For developing GNNs, we use PyTorch Geometric.

The Nextflow pipeline

Nextflow has been included to orchestrate the GRN reconstruction pipeline.

The pipeline is composed of the following steps:

  1. Exploratory data analysis: View the GRN and calculate some summary statistics.
  2. Processing: Process the graph feature matrix and edge list. Remove the disconnected subgraph.
  3. ArangoDB Importing: Import the graph into ArangoDB.
  4. GNN training: Train a GNN using SAGE convolutional layers.
  5. GNN training: Train a variational autoencoder GNN, and save the neural embeddings.

Run nextflow.sh to execute the full pipeline.

Run clean_nf.sh to clean up the output and logging files from the Nextflow run.

Python Environment

Python dependencies are specified in this requirements.txt file..

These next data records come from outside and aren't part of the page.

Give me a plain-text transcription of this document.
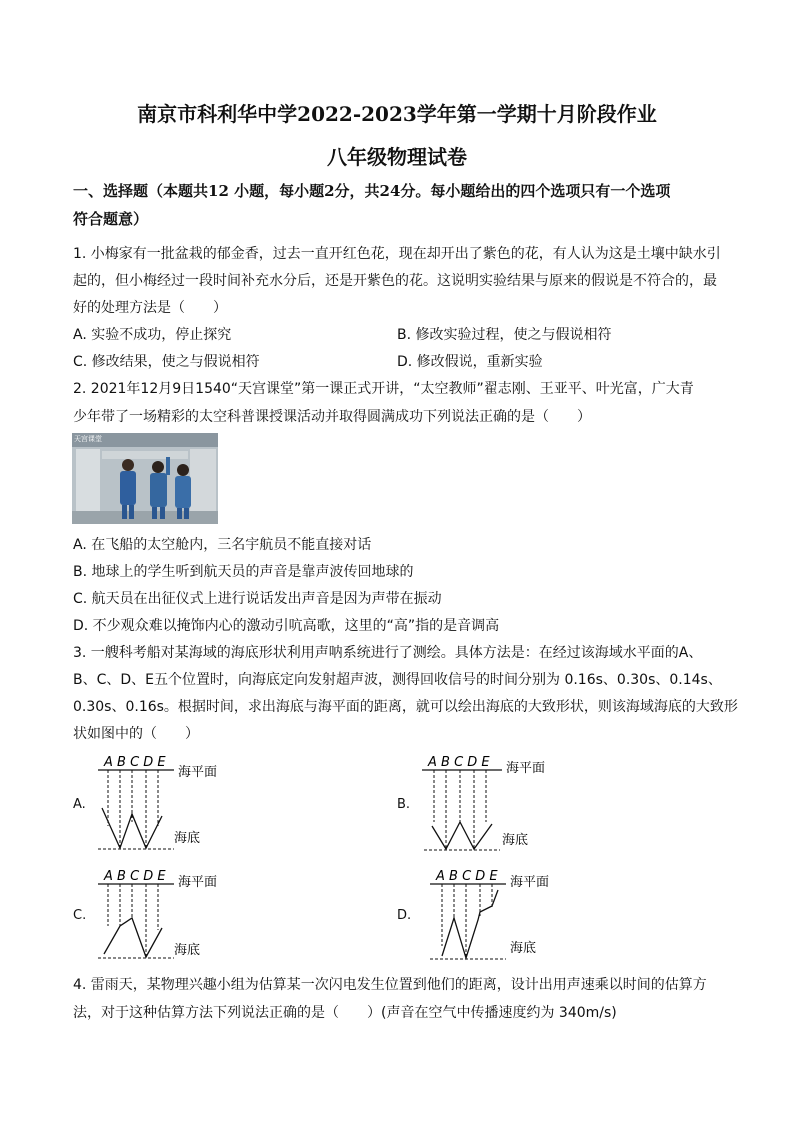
南京市科利华中学2022-2023学年第一学期十月阶段作业
八年级物理试卷
一、选择题（本题共12 小题，每小题2分，共24分。每小题给出的四个选项只有一个选项
符合题意）
1. 小梅家有一批盆栽的郁金香，过去一直开红色花，现在却开出了紫色的花，有人认为这是土壤中缺水引
起的，但小梅经过一段时间补充水分后，还是开紫色的花。这说明实验结果与原来的假说是不符合的，最
好的处理方法是（　　）
A. 实验不成功，停止探究	B. 修改实验过程，使之与假说相符
C. 修改结果，使之与假说相符	D. 修改假说，重新实验
2. 2021年12月9日1540“天宫课堂”第一课正式开讲，“太空教师”翟志刚、王亚平、叶光富，广大青
少年带了一场精彩的太空科普课授课活动并取得圆满成功下列说法正确的是（　　）
天宫课堂
A. 在飞船的太空舱内，三名宇航员不能直接对话
B. 地球上的学生听到航天员的声音是靠声波传回地球的
C. 航天员在出征仪式上进行说话发出声音是因为声带在振动
D. 不少观众难以掩饰内心的激动引吭高歌，这里的“高”指的是音调高
3. 一艘科考船对某海域的海底形状利用声呐系统进行了测绘。具体方法是：在经过该海域水平面的A、
B、C、D、E五个位置时，向海底定向发射超声波，测得回收信号的时间分别为 0.16s、0.30s、0.14s、
0.30s、0.16s。根据时间，求出海底与海平面的距离，就可以绘出海底的大致形状，则该海域海底的大致形
状如图中的（　　）
A.	B.
C.	D.
A B C D E
海平面
海底
A B C D E 海平面
海底
A B C D E 海平面
海底
A B C D E 海平面
海底
4. 雷雨天，某物理兴趣小组为估算某一次闪电发生位置到他们的距离，设计出用声速乘以时间的估算方
法，对于这种估算方法下列说法正确的是（　　）(声音在空气中传播速度约为 340m/s)
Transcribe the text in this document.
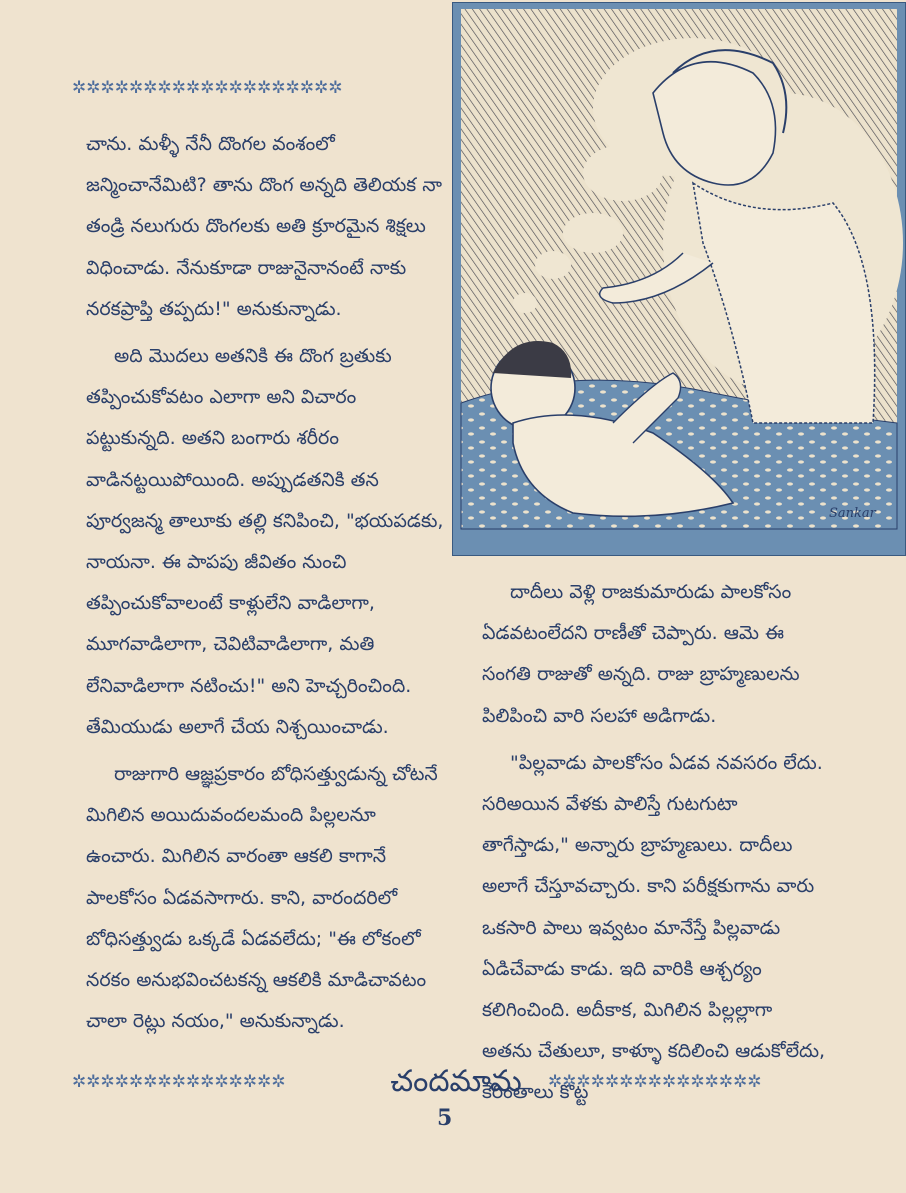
✲✲✲✲✲✲✲✲✲✲✲✲✲✲✲✲✲✲✲

చాను. మళ్ళీ నేనీ దొంగల వంశంలో జన్మించానేమిటి? తాను దొంగ అన్నది తెలియక నా తండ్రి నలుగురు దొంగలకు అతి క్రూరమైన శిక్షలు విధించాడు. నేనుకూడా రాజునైనానంటే నాకు నరకప్రాప్తి తప్పదు!" అనుకున్నాడు.

అది మొదలు అతనికి ఈ దొంగ బ్రతుకు తప్పించుకోవటం ఎలాగా అని విచారం పట్టుకున్నది. అతని బంగారు శరీరం వాడినట్టయిపోయింది. అప్పుడతనికి తన పూర్వజన్మ తాలూకు తల్లి కనిపించి, "భయపడకు, నాయనా. ఈ పాపపు జీవితం నుంచి తప్పించుకోవాలంటే కాళ్లులేని వాడిలాగా, మూగవాడిలాగా, చెవిటివాడిలాగా, మతి లేనివాడిలాగా నటించు!" అని హెచ్చరించింది. తేమియుడు అలాగే చేయ నిశ్చయించాడు.

రాజుగారి ఆజ్ఞప్రకారం బోధిసత్త్వుడున్న చోటనే మిగిలిన అయిదువందలమంది పిల్లలనూ ఉంచారు. మిగిలిన వారంతా ఆకలి కాగానే పాలకోసం ఏడవసాగారు. కాని, వారందరిలో బోధిసత్త్వుడు ఒక్కడే ఏడవలేదు; "ఈ లోకంలో నరకం అనుభవించటకన్న ఆకలికి మాడిచావటం చాలా రెట్లు నయం," అనుకున్నాడు.

Sankar

దాదీలు వెళ్లి రాజకుమారుడు పాలకోసం ఏడవటంలేదని రాణీతో చెప్పారు. ఆమె ఈ సంగతి రాజుతో అన్నది. రాజు బ్రాహ్మణులను పిలిపించి వారి సలహా అడిగాడు.

"పిల్లవాడు పాలకోసం ఏడవ నవసరం లేదు. సరిఅయిన వేళకు పాలిస్తే గుటగుటా తాగేస్తాడు," అన్నారు బ్రాహ్మణులు. దాదీలు అలాగే చేస్తూవచ్చారు. కాని పరీక్షకుగాను వారు ఒకసారి పాలు ఇవ్వటం మానేస్తే పిల్లవాడు ఏడిచేవాడు కాడు. ఇది వారికి ఆశ్చర్యం కలిగించింది. అదీకాక, మిగిలిన పిల్లల్లాగా అతను చేతులూ, కాళ్ళూ కదిలించి ఆడుకోలేదు, కేరింతాలు కొట్ట

✲✲✲✲✲✲✲✲✲✲✲✲✲✲✲	చందమామ	✲✲✲✲✲✲✲✲✲✲✲✲✲✲✲
5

These dependencies are installed during the build process for the following Docker image: ghcr.io/jbris/nextflow-graph-machine-learning:1.0.0

Execute the following command to pull the image: docker pull ghcr.io/jbris/nextflow-graph-machine-learning:1.0.0

MLOps

ArangoDB

This pipeline provides a simple demonstration for saving and retrieving graph data to ArangoDB, combined with NetworkX usage and integration.